Kamis, 7 Desember 23

Hendardi: Hoax adalah Sampah Demokrasi!

Ketua Badan Pengurus SETARA Institute, Hendardi, menilai hoax sebagai sampah demokrasi. Namun demikian, tindakan hukum Polri terhadap pembuat dan jejaring penyebar hoax yang merajalela saat ini tidak boleh kontraproduktif sehingga menunjukkan kesan institusi Polri berpolitik.

“Sebagai bagian dari bentuk tindakan pelanggaran hukum, penyebar hoax harus ditindak secara hukum,” kata Hendardi dalam keterangan persnya, di Jakarta, Kamis (15/3/2018).

Sebagaimana diketahui, pada Rabu (14/3) kemarin, Presiden Joko Widodo merespon dan menyatakan kekesalannya terkait dengan tuduhan bahwa dirinya pendukung PKI serta membiarkan kader-kader Partai Komunis Indonesia (PKI) bangkit dan menduduki sejumlah jabatan strategis, dengan kata ‘gebuk’.

Kendati ada respon presiden seperti itu, Hendardi meminta Polri harus memastikan bahwa penindakan atas penyebar hoax dan jejaring intelektualnya murni berdasarkan fakta-fakta peristiwa.

“Langkah itu pun harus dilakukan secara transparan dan akuntabel sehingga tidak terjadi generalisasi penindakan, yang justru akan melemahkan independensi dan netralitas Polri,” ujarnya.

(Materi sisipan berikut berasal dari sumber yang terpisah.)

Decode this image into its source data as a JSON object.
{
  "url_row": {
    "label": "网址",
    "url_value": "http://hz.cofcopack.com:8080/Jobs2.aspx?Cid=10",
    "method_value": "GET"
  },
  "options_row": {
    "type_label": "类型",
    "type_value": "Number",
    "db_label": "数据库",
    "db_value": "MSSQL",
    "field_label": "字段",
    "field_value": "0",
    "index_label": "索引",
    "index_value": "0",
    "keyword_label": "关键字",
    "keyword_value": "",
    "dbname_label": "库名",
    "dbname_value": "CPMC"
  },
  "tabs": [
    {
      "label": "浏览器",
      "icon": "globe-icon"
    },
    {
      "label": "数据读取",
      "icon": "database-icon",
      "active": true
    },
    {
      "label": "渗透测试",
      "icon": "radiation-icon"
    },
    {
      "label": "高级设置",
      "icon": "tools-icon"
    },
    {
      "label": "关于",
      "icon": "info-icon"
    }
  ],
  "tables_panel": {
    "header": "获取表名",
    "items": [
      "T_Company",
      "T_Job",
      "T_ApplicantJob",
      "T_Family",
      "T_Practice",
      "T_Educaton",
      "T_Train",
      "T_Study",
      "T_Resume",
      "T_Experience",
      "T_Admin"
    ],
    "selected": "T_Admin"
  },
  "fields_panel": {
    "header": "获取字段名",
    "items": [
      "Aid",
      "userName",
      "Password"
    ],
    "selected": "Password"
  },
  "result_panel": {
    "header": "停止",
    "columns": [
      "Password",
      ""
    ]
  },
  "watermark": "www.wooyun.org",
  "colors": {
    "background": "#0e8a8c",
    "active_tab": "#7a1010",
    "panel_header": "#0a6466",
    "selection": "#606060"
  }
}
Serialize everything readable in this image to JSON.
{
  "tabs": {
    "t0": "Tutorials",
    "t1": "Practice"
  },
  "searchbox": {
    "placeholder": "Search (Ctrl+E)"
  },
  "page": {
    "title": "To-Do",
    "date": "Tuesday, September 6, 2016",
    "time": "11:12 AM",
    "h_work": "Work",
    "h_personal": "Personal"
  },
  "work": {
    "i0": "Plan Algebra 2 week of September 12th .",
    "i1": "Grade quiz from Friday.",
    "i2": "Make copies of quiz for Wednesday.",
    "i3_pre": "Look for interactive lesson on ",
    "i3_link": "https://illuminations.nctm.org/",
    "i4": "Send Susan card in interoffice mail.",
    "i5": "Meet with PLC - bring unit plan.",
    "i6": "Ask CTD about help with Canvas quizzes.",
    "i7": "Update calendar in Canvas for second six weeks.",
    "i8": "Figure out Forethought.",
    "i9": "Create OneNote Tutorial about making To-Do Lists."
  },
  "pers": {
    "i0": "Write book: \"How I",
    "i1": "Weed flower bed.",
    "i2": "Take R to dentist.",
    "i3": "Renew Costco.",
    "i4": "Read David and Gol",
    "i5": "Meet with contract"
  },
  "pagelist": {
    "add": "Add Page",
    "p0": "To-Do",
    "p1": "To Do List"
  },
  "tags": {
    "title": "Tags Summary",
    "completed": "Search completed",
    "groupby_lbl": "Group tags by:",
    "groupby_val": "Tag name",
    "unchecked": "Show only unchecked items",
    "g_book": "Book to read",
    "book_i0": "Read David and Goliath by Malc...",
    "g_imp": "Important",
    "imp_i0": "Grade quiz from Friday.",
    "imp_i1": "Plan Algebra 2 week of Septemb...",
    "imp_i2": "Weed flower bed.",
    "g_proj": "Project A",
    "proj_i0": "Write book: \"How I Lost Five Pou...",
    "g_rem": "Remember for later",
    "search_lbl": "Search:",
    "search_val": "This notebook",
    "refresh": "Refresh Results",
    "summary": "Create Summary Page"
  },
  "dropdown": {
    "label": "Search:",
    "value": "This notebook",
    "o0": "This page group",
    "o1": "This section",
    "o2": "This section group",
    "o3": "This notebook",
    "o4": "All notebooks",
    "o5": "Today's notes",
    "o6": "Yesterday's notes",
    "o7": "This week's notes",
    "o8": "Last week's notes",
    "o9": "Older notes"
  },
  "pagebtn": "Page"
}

Selanjutnya, Hendardi mengatakan bahwa stigmatif PKI atas Jokowi adalah desain kerja politik yang disengaja dan karenanya sarat dengan kepentingan politik tertentu.

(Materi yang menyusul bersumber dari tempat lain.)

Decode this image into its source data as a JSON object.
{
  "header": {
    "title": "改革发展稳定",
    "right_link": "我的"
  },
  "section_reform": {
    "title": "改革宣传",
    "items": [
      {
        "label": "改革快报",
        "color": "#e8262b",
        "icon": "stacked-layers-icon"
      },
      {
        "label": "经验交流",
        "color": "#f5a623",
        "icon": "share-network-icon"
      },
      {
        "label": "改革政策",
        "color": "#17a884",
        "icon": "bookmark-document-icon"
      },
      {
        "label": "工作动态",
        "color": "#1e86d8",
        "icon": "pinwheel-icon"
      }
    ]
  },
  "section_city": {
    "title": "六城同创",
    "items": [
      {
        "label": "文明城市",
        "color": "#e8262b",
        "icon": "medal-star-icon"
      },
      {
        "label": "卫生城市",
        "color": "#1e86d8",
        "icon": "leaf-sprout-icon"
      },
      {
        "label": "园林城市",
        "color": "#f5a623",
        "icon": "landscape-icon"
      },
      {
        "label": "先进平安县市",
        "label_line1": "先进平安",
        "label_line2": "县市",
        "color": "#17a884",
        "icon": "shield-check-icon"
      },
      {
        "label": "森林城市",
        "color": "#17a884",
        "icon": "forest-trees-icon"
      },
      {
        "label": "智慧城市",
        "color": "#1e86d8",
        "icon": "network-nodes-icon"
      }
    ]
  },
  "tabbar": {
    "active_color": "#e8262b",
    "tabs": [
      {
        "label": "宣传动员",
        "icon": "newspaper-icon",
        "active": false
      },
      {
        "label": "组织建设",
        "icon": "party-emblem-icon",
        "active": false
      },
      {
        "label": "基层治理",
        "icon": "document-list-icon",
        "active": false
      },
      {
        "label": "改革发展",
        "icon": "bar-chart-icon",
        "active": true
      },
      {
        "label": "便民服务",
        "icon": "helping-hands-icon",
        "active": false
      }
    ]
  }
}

“Hoax semacam ini jelas merupakan kerja politik oleh pihak-pihak yang disengaja (by design) untuk tujuan-tujuan politik tertentu, bisa dilakukan oleh pendukung parta-partai politik, bisa juga oleh kelompok professional yang dipekerjakan sebagai pihak yang bertugas melemahkan legitimasi kepemimpinan Jokowi,” kata Hendardi

Menurutnya, Jokowi telah menghadapi serangan serius dengan stigma isu PKI sejak menjelang Pemilu Presiden 2014 silam. Hingga saat ini isu tersebut terus dihembuskan secara sistematis oleh lawan politik Jokowi yang bertujuan untuk melemahkan elektabilitas Jokowi pada 2019.

Hendardi menambahkan, di era pascakebenaran (post-truth era), hoax yang diproduksi secara sistematis dan berkelanjutan akan dianggap kebenaran oleh para pembaca atau penerima pesan.

“Karena itu, ekspresi Jokowi dapat dipahami sebagai upaya menolak pengarusutamaan (mainstreaming) hoax PKI itu agar tidak menjadi kebenaran palsu,” katanya.

Preventif

Pendekatan preventif yang demokratik, menurut Hendardi, bisa menjadi pilihan Polri dalam bersikap, karena pendekatan represif yang tidak terukur hanya menyenangkan penyebar hoax dan kekuatan-kekuatan yang mempolitisasi isu PKI di tengah kontestasi politik.

“Pendekatan represif ini pula yang justru akan mengoyak dukungan kelompok prodemokrasi pada Jokowi dan mengikis elektabilitasnya saat kontestasti politik itu tiba,” katanya.

Paralel dengan langkah penegakan hukum, Ia menilai bahwa edukasi publik untuk meningkatkan literasi media menjadi tugas banyak pihak.

“Publik bahkan dituntut menjadi bagian dari pemberantas hoax dengan senantiasa kritis membaca dan menyimak berita, tidak menyebarkan hoax, dan melaporkan pihak-pihak yang memproduksi hoax, karena hoax adalah sampah demokrasi”, pungkasnya.